In 1979, an American film crew disappears, in an area of the Amazon rainforest known as the “Green Inferno”, while filming a documentary about indigenous cannibal tribes. The team consists of Alan Yates, the director; Faye Daniels, his girlfriend and script girl; and two cameramen, Jack Anders and Mark Tomaso. Harold Monroe, an anthropologist at New York University, agrees to lead a rescue team in hopes of finding the missing filmmakers. In anticipation of his arrival, the military conducts a raid on the local Yacumo tribe and takes a young male hostage to negotiate with the natives. Upon arrival, Monroe is introduced to his guides, Chaco and his assistant, Miguel.
After several days of trekking through the jungle, the group encounters the Yacumo tribe. They arrange the release of their hostage in exchange for being taken to the Yacumo village. Once there, the group is initially greeted with hostility and learns that the filmmakers caused great unrest among the people. The next day, Monroe and his guides head deeper into the rainforest to locate two warring cannibal tribes, the Ya̧nomamö and the Shamatari. They encounter a group of Shamatari warriors and follow them to a riverbank, where they save a smaller group of Ya̧nomamö from death. The Ya̧nomamö invite Monroe and his team back to their village in gratitude, but they are still suspicious of the foreigners. To gain their trust, Monroe agrees to bathe naked in a river, where he is joined by a group of Ya̧nomamö women. Afterwards, the group emerges from the riverbank to take Monroe to a shrine, where he discovers the skeletal remains of the filmmakers. Angered, he confronts the Ya̧nomamö in the village, during which time he plays a tape recorder. The intrigued natives agree to trade it for the filmmakers’ surviving reels of film.

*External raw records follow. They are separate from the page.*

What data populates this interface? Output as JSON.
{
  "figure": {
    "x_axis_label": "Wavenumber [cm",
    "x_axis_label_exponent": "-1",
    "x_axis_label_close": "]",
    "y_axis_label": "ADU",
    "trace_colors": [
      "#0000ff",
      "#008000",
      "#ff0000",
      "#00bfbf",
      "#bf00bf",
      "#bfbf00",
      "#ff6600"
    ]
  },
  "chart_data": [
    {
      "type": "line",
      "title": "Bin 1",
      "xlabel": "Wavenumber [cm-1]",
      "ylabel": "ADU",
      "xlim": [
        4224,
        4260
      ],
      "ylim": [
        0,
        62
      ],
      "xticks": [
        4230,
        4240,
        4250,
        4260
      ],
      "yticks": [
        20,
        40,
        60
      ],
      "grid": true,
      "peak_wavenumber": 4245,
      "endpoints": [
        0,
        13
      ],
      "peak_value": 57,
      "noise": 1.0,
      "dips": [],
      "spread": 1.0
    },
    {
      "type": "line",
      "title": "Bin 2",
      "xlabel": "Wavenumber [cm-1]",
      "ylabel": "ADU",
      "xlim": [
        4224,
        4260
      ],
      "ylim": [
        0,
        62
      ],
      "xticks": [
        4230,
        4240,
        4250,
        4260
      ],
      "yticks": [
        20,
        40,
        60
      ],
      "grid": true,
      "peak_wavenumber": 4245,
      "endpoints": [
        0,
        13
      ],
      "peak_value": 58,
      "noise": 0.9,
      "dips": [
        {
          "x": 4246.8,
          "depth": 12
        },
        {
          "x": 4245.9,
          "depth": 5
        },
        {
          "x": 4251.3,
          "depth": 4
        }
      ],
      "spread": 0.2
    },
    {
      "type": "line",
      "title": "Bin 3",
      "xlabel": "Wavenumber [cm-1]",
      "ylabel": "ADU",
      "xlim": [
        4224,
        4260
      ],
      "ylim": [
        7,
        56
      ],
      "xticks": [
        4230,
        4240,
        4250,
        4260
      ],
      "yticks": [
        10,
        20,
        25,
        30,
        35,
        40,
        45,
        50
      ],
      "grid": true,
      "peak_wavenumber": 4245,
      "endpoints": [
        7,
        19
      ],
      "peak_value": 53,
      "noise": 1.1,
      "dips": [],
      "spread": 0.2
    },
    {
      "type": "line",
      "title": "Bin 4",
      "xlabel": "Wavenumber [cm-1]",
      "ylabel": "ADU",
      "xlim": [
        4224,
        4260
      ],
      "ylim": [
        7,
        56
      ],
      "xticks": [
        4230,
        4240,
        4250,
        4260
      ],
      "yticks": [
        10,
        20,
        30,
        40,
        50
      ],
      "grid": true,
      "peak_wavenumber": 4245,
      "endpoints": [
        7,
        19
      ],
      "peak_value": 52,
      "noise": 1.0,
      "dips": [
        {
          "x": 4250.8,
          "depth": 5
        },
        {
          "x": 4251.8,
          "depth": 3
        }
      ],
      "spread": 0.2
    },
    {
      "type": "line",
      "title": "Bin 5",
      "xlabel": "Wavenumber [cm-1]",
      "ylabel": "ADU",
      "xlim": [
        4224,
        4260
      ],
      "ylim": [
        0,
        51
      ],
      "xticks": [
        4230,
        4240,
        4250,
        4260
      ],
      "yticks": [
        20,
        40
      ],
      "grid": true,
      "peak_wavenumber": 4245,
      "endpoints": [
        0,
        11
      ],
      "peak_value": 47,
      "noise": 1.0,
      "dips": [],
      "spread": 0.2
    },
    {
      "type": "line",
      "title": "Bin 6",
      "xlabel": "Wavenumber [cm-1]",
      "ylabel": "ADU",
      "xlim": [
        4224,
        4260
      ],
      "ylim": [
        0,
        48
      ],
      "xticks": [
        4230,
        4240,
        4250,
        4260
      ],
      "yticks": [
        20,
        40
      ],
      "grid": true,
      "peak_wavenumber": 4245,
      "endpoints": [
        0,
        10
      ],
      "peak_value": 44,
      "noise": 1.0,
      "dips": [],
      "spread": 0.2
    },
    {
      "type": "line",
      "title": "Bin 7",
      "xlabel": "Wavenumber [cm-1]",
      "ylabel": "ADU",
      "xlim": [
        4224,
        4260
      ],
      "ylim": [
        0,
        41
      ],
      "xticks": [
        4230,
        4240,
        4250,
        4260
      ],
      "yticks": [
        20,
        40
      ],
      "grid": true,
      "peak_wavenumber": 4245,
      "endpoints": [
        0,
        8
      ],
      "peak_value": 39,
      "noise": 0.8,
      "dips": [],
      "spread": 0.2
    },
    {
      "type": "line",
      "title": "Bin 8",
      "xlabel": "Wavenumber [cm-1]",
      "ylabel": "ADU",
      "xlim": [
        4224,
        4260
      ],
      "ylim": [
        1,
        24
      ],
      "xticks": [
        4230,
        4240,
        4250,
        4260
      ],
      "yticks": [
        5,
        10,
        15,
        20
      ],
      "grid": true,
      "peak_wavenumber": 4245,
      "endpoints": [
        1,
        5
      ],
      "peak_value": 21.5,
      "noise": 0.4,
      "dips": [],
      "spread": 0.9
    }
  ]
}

Back in New York, executives of the Pan American Broadcasting System invite Monroe to host a broadcast of the documentary to be made from the recovered film, but Monroe insists on viewing the raw footage before making a decision. The executives first introduce him to Alan’s work by showing an excerpt from his previous documentary, The Last Road to Hell, which depicts executions in Idi Amin’s Uganda and from the Vietnam War. One of the executives tells Monroe that Alan staged such dramatic scenes to get more exciting footage. Monroe then begins to view the recovered footage, which first follows the group’s trek through the jungle. After walking for days, their guide, Felipe, is bitten by a venomous snake. The group amputates Felipe’s leg with a machete to save his life, but he later dies and is abandoned. The group locate the Yacumo in a clearing, where Jack shoots one in the leg so they can easily follow him to the village. Once they arrive, the crew proceeds to intimidate the Yacumo, abusing and shooting a villager’s pig next to a child, then firing wildly and herding the rest of the tribe into a hut, burning it down in order to stage a massacre for their film.
Monroe finishes viewing the footage alone and expresses his disgust to the station executives regarding their decision to air the documentary. He criticizes the staged scenes and poor treatment of the natives, but his concerns are ignored. To convince them not to show the film, he shows them the remaining, unedited footage that only he has seen. The final two reels begin with the film crew locating and capturing a Ya̧nomamö girl, whom the men take turns raping and filming, against Faye’s protests. They later encounter the same girl impaled on a wooden pole by a riverbank, where they claim that the natives killed her for loss of virginity (although it is heavily implied that they staged the attack to make it look like the villagers did it). Shortly afterwards, they are attacked by the Ya̧nomamö as revenge for the girl’s rape and death. Jack is hit by a spear; Alan shoots Jack, to prevent his escape, so that the team can film how the natives mutilate his corpse. As the three surviving team members try to escape, Faye is captured, and Alan insists that they attempt to rescue her. Mark continues to film as she is stripped naked, gang-raped, beaten, and beheaded. The Ya̧nomamö then pursue and kill the last two team members as the camera drops to the ground in front of Alan’s bloody face. Disturbed by what they have seen, the executives decide to destroy the footage. As Monroe leaves the station, he ponders to himself who the “real cannibals” are.